Bypassando lo strumento ottico è in grado di osservare in profondità e di riconoscere dettagli di noi. La nostra voce tradisce l’ansia o la preoccupazione così come la gioia ed una sua semplice domanda ci obbliga a prenderne atto. Portando i sentimenti allo scoperto.

Tempo fa avevo letto di un esperimento, la creazione di un ristorante gestito da non vedenti ed aperto però a tutti dove, nel buio totale, si veniva guidati al proprio tavolo e via via “istruiti” su come agire in questa determinata situazione. Un’esperienza sicuramente forte che oltre ad insegnare fisicamente cosa si prova ad essere immersi nell’oscurità, può far capire come mettersi in gioco diversamente, abbandonandosi ad altre possibilità percettive, andando oltre la fase di pura analisi visiva.

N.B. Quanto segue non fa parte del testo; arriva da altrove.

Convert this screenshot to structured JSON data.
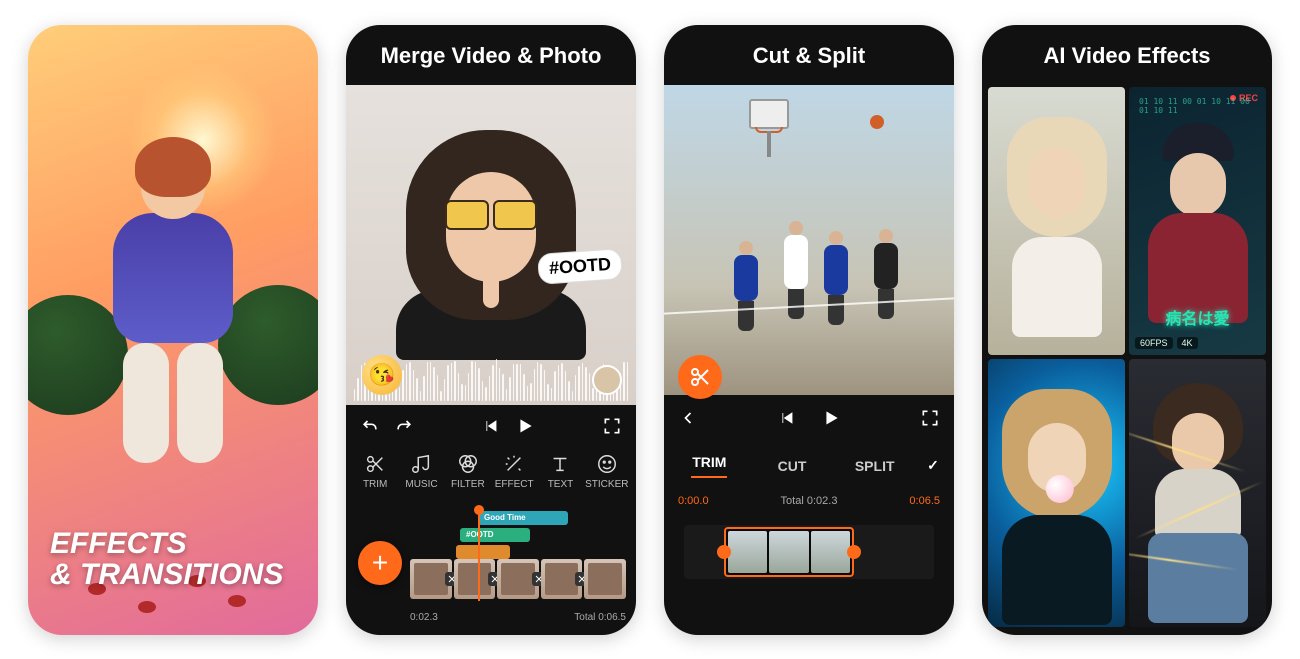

A Torino c’è la possibilità di fare un’esperienza abbastanza simile al Museo della Sindone (via San Domenico 28) dove esiste una statua che riproduce fedelmente le fattezze dell’Uomo della Sindone “tradotte” però per i non vedenti. Anche se qui non siamo immersi nel buio, potremmo comunque provare a chiudere gli occhi concentrandoci unicamente sul senso del tatto, affidandoci alle sensazioni che le nostre dita ci inviano, consentendoci di ricostruire interiormente le immagini.

Ascoltando cosa ci dice la nostra pelle, accorgendoci delle migliaia di “sensori” di cui è disseminato il nostro corpo e che diamo per scontati. Li abbiamo parzialmente disattivati ma fanno parte di noi, ci aiutano a non delegare tutto all’apparenza.

Ci offrono l’opportunità di ascoltarci nel profondo, un po’ come dicevo nell’articolo sul Terzo Occhio (febbraio 2009) chiudendo gli occhi possiamo portare a galla percezioni differenti.

Oltre al discorso filosofico penso che venire a contatto con una descrizione della realtà diversa da quella a cui siamo abituati possa essere un passo che ci aiuta a ridimensionare i nostri problemi, a guardarci senza considerarci più sfortunati o più fortunati di altri.

Un altro tassello che si posiziona nel nostro puzzle di esseri umani e che può renderci più completi come individui.